Saietta were formed in 2015 when Agni Motors and Agility Global combined forces. In 2009 Team Agni won the first TTXGP with a machine using two Agni AFT motors in a Suzuki GSX-R750 chassis ridden by Robert Barber. At the renamed 2010 TT Zero, the Agni Motors machine finished second behind Mark Miller on the MotoCzysz.
KTM, with their Freeride-E, and American electric bike specialists Zero have also used Agni motors.
Radical chassis design
Agility Motors, meanwhile, had been formed in London in 2008 by former-F1 and aerospace engineer Lawrence Marazzi to specialise in environmentally-friendly motorcycle technology with an emphasis on performance.
In 2013 they produced the Saietta R electric roadster using the Agni AFT motor and in 2015, following the collaboration, they adopted the name Saietta (which means 'Thunderbolt' in the dialect from the area of Italy from where Marazzi’s family hail).
That year the prototype Saietta NGS electric superbike (pictured above) was also unveiled, promising 200bhp performance from its own next generation version of the AFT motor plus radical technology including hub-centre steering and a carbon fibre monocoque construction, albeit with a £58,000 price tag.
Years of planning
As part of the expansion plans, former Goldman Sachs MD Emmanuel Clair has been appointed as Non-Executive Chairman. Wicher Kist, Saietta Group’s CEO, said: "We have now reached the point at which the last three years of planning can be realised. To have seen market demand increase so significantly means that a new round of funding will allow us to capitalise on the wave of vehicles that will be entering development soon.
"We think our motor can be used to power the equivalent of 125ccc petrol engines. We are looking at building 100,000 motors in the near future but hope to significantly increase that as we make inroads in Asia."
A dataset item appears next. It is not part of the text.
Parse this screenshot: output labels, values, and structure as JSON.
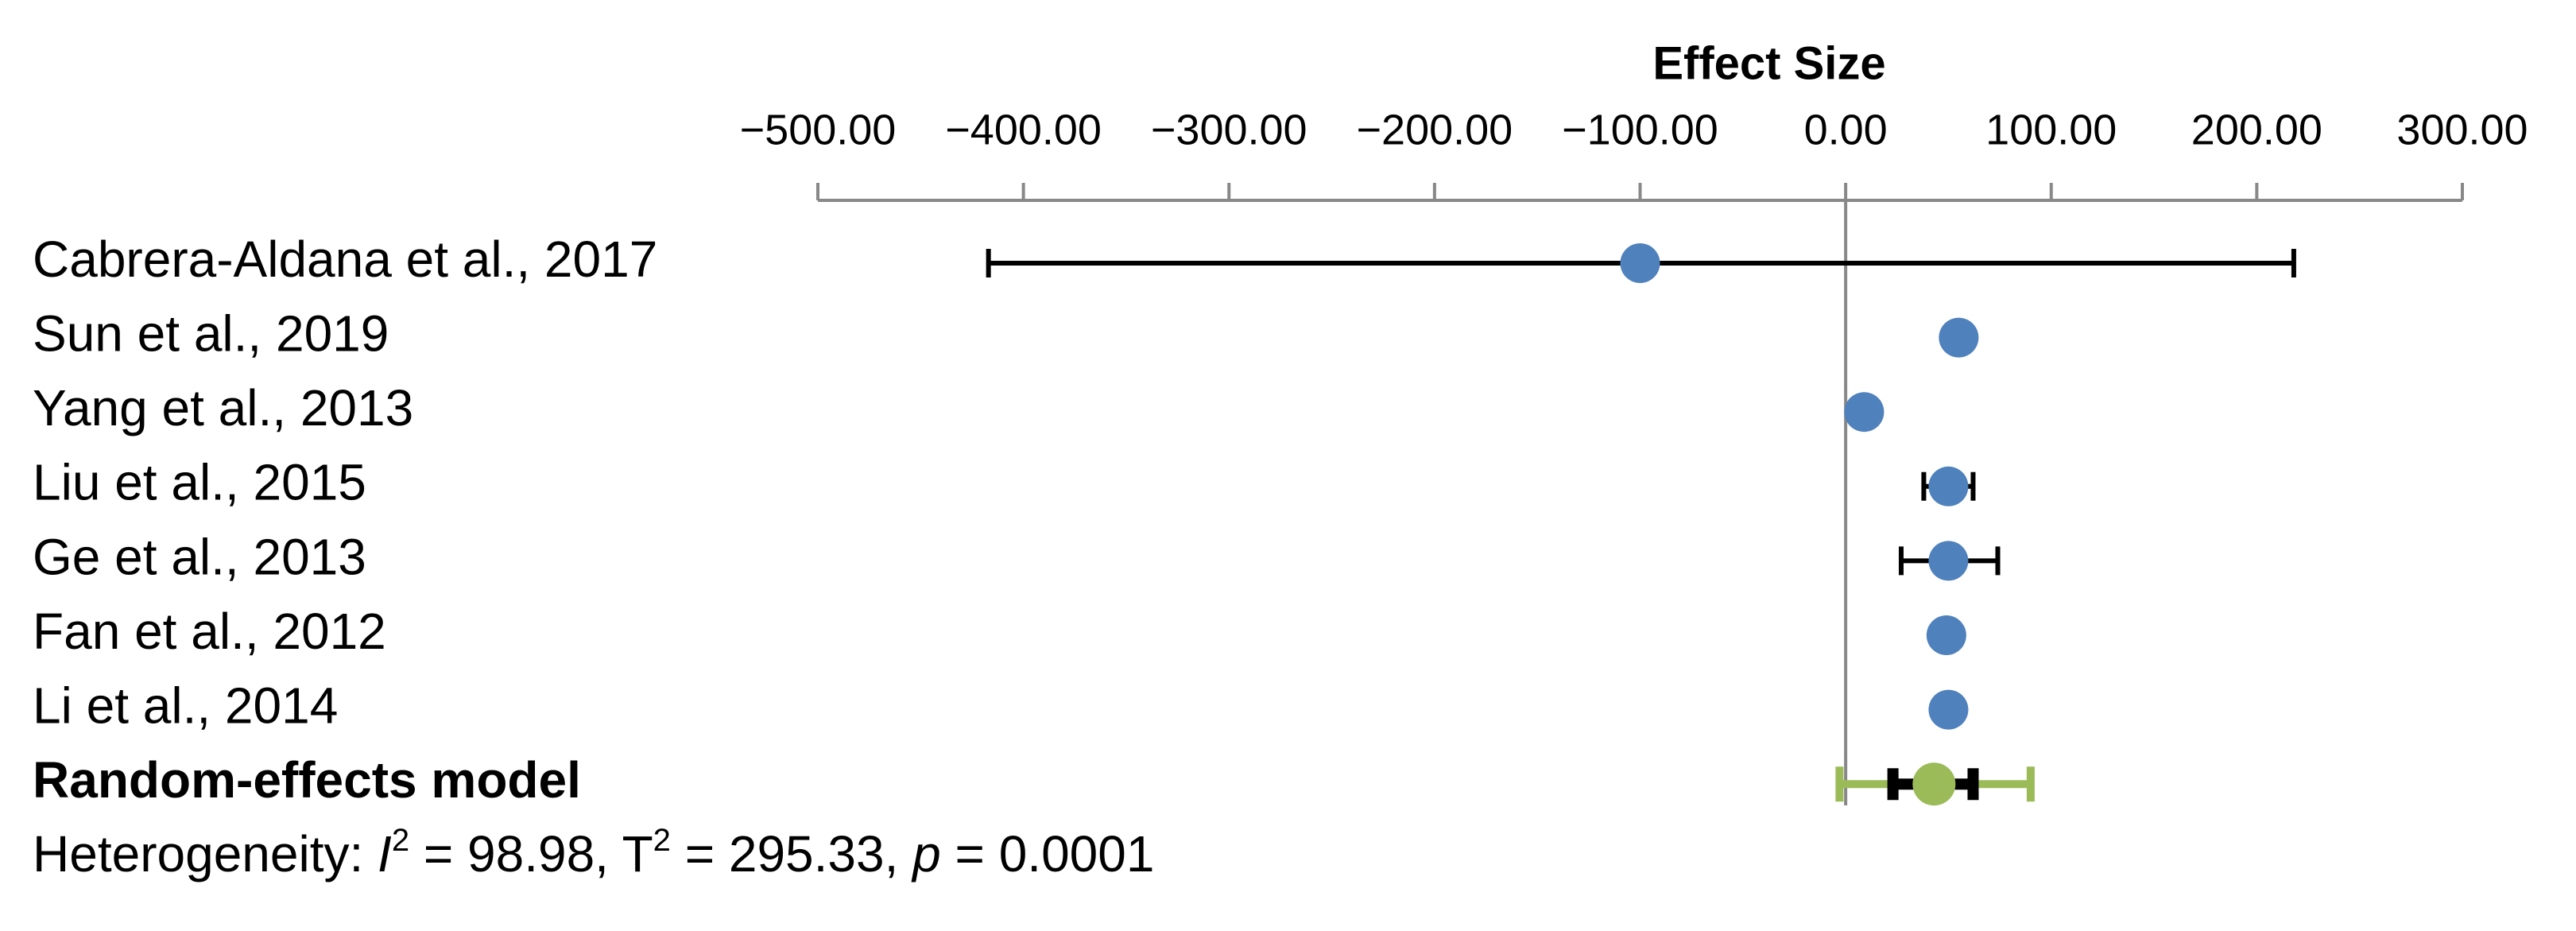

And while the company have no plans to turn the mad-looking NGS into a production machine, they have deployed the latest technology to it and there are plans to use it for some electric bike speed record attempts soon.
Clean and green future
The Saietta R has also been updated with the new motor and has performed well in tests as the company use it to test and showcase their technology.
"We need to clean up our cities," added Kist. "Places like London, Paris and Berlin need this type of technology and with the use of lightweight, high-tech, interchangeable batteries, we feel we are on the brink of something really big."
Tech watch: What is an 'AFT' motor?
The Axial Flux Traction (AFT) electric motor, or 'pancake' motor as it’s sometimes called, is a novel alternative to more common radial flux types as used by Zero and Harley-Davidson’s LiveWire. With radial flux motors the rotor rotates around the stator in a cylindrical, barrel-type casing, the main downside being size and weight.
With an axial flux motor the rotor and stator comprise concentric discs (hence the pancake name) with an air gap in-between. To balance the magnetic forces, two rotors are often used – one on either side of the stator.
The main advantages are three-fold and particularly suited to bikes: Dimensions and weight are usually less; they can produce more torque and they generate less heat. The downside is that AFT motors are usually more complex and expensive to produce.
Brit Cedric Lynch is renown as a pioneer of AFT motors, has been working with Agni Motors since 2002 and, says Saietta: "Continues to add innovation and insight at our global R&D hub in the UK."